Two days after the Governor received the letter of General Gage, a communication appeared in the “Boston Gazette,” under the head of “READER! ATTEND!” which arraigned, with uncommon spirit and boldness, the course of the officials who were urging the policy of arbitrary power, as having a direct tendency “to dissolve the union between Great Britain and her colonies.” It proposed to remonstrate against this policy to the King, and at the same time to declare that “there was nothing this side eternity they dreaded more than being broken off from his government.” In urging resistance to this course the author said,—“We will put our lives in our hands, and cry to the Judge of all the Earth, who will do right.”
This paper, like many similar appeals in that well-stored Liberty arsenal, the “Boston Gazette,” had the genuine Liberty ring, yet there was in it nothing very unusual; but the royal circle at the Province House lived in an unusual atmosphere, and this article came sounding in among them like a great moral Dahlgren. “In the Boston Gazette of the fifth instant,” the Governor, with his usual acuteness, wrote to the Secretary of State, “appeared a paper containing a system of politics exceeding all former exceedings. Some took it for the casual ravings of an occasional enthusiast. But I persuaded myself that it came out of the cabinet of the faction, and was preparatory to some actual operations against the Government. In this persuasion, I considered, that, if the troops from Halifax were to come here on a sudden, there would be no avoiding an insurrection, which would at least fall upon the crown officers, if it did not amount to an opposition to the troops. I therefore thought it would be best that the expectation of the troops should be gradually communicated, that the heads of the faction might have time to consider well what they were about, and prudent men opportunity to interpose their advice.” Accordingly (September 8) he “took an occasion to mention to one of the Council, in the way of discourse, that he had private advice that troops were ordered to Boston, but had no public orders about it”; and before night, the Governor adds, the intelligence was all over the town.

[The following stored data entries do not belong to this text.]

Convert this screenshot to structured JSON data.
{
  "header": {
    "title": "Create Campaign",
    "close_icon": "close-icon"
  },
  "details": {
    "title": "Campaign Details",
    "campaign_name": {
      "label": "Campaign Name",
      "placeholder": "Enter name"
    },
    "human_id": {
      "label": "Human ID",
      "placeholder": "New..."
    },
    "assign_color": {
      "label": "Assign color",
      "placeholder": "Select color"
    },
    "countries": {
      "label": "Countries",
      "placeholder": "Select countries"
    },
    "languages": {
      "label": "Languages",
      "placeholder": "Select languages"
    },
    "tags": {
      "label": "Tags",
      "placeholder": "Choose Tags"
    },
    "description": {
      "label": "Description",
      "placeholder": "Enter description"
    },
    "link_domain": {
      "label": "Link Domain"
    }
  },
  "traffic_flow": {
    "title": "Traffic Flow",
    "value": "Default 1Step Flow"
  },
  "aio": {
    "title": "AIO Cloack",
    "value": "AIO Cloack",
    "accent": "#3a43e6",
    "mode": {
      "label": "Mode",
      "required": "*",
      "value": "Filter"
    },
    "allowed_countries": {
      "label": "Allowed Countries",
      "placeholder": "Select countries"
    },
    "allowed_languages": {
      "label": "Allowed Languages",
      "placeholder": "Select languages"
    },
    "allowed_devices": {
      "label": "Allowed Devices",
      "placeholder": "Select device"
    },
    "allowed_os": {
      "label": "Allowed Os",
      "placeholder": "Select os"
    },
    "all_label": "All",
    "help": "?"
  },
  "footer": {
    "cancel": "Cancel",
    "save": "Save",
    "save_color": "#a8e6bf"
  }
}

Before night, too, a petition, addressed to the Selectmen, was circulating all over the town, and large numbers were affixing their names to it. It prayed that the town might be legally convened to require of the Governor the reasons for his declaration that three regiments might be daily expected, and “to consider of the most wise, consistent, and salutary measure suitable to meet the occasion.” The Selectmen acted promptly, (John Hancock was on the Board,) and summoned the citizens to meet on the Monday following. In this way, openly before men, not covertly like a body of conspirators, did the solid men and prudent men of Boston prepare for council.